To investigate the effect of slip stiffness on the natural frequency of the laminated timber beam, the slip stiffness is varied from zero to infinity. When the slip stiffness approaches zero, the laminated timber beam exhibits the minimum bending stiffness EI_min, and the corresponding fundamental frequency, calculated using classical beam theory, is 7.66470 Hz. When the slip stiffness approaches infinity, the laminated timber beam exhibits the maximum bending stiffness EI_max, and the corresponding fundamental frequency is 38.32351 Hz.

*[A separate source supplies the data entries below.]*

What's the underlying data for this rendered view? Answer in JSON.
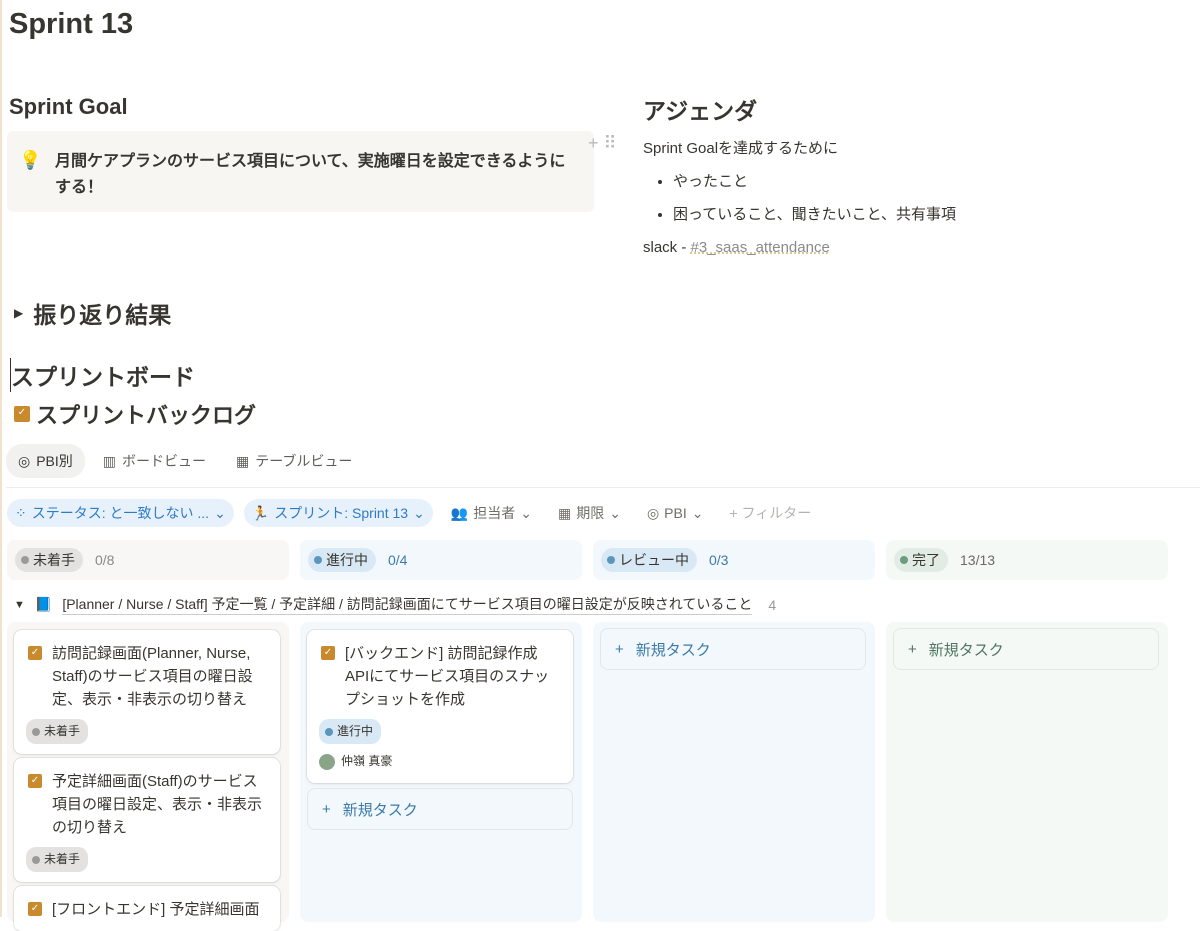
{
  "title": "Sprint 13",
  "goal": {
    "heading": "Sprint Goal",
    "text": "月間ケアプランのサービス項目について、実施曜日を設定できるようにする！"
  },
  "agenda": {
    "heading": "アジェンダ",
    "intro": "Sprint Goalを達成するために",
    "items": [
      "やったこと",
      "困っていること、聞きたいこと、共有事項"
    ],
    "slack_prefix": "slack - ",
    "slack_link": "#3_saas_attendance"
  },
  "retro": "振り返り結果",
  "board_heading": "スプリントボード",
  "db_title": "スプリントバックログ",
  "tabs": [
    "PBI別",
    "ボードビュー",
    "テーブルビュー"
  ],
  "filters": {
    "status": "ステータス: と一致しない ...",
    "sprint": "スプリント: Sprint 13",
    "assignee": "担当者",
    "due": "期限",
    "pbi": "PBI",
    "add": "+ フィルター"
  },
  "columns": [
    {
      "label": "未着手",
      "count": "0/8",
      "color": "#9b9a97"
    },
    {
      "label": "進行中",
      "count": "0/4",
      "color": "#5b97bd"
    },
    {
      "label": "レビュー中",
      "count": "0/3",
      "color": "#5b97bd"
    },
    {
      "label": "完了",
      "count": "13/13",
      "color": "#6c9b7d"
    }
  ],
  "group": {
    "title": "[Planner / Nurse / Staff] 予定一覧 / 予定詳細 / 訪問記録画面にてサービス項目の曜日設定が反映されていること",
    "count": "4"
  },
  "cards": [
    {
      "title": "訪問記録画面(Planner, Nurse, Staff)のサービス項目の曜日設定、表示・非表示の切り替え",
      "status": "未着手"
    },
    {
      "title": "予定詳細画面(Staff)のサービス項目の曜日設定、表示・非表示の切り替え",
      "status": "未着手"
    },
    {
      "title": "[フロントエンド] 予定詳細画面"
    },
    {
      "title": "[バックエンド] 訪問記録作成APIにてサービス項目のスナップショットを作成",
      "status": "進行中",
      "assignee": "仲嶺 真豪"
    }
  ],
  "new_task": "新規タスク"
}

Figure 17 shows the variation in the laminated timber beam’s fundamental frequency with slip stiffness. The graph demonstrates that the fundamental frequency increases as the slip stiffness increases. As the slip stiffness approaches zero, the fundamental frequency approaches the value corresponding to the minimum bending stiffness EI_min. As the slip stiffness approaches infinity, the fundamental frequency approaches the value corresponding to the maximum bending stiffness EI_max. These results are consistent with expectations, confirming the accuracy and reliability of the computational method proposed in this paper.

5. Conclusions

This paper investigates the free-vibration and buckling response of multilayer composite beams with interlayer slip. A new plane stress analysis model is proposed, and it is solved using the state-space method. The cross section of the multilayer composite beam is first transformed into an equivalent plane stress dynamic analysis model. Based on the dynamic equilibrium equations of the plane stress state, combined with the constitutive equations and geometric relations, the state equations are derived. The state variables are then expanded using Fourier series for the solution of these state equations. The static analysis results of typical multilayer composite beams from the literature are calculated, showing excellent agreement with previously published results, thus validating the accuracy of the previous work. This also enables further dynamic analysis, leading to the determination of natural frequencies, buckling loads, and the relationship between axial pressure and natural frequency. The main conclusions drawn from the above calculations and analysis are as follows:

• The proposed model can effectively analyze multilayer composite members considering interlayer slip. The interlayer slip and interaction forces can be naturally incorporated into the derivation of the equations, thereby enabling the description of the entire process from bending bond to full slip.
• The static analysis results are in good agreement with existing analytical solutions. For the steel–concrete–steel composite beam, the relative error of the maximum mid-span deflection v_max is only 0.143%, and the maximum relative errors of the maximum interlayer slip values s₁ and s₂ are 0.062% and 0.143%, respectively. For the four-layer composite beam, the relative error of v_max is 0.118% and that of the maximum interlayer slip values is only 0.0732%.
• The dynamic analysis results are in good agreement with the finite element results. For the steel–concrete–steel composite beam, the maximum relative error of the first ten natural frequencies is 1.31%, and that of the first five buckling loads is 3.77%; for the four-layer composite beam, the corresponding maximum errors are 2.87% and 2.84%, respectively; for the laminated timber beam, the corresponding maximum errors are 1.42% and 2.73%, respectively.
• The interlayer slip stiffness has a significant influence on the mechanical behavior of multilayer composite beams. As the slip stiffness increases, the natural frequencies also increase. For the laminated timber beam, when the slip stiffness approaches zero, its fundamental frequency approaches 7.66470 Hz, which corresponds to the minimum bending stiffness EI_min; when the slip stiffness continuously increases, its fundamental frequency approaches 38.32351 Hz, which corresponds to the maximum bending stiffness EI_max.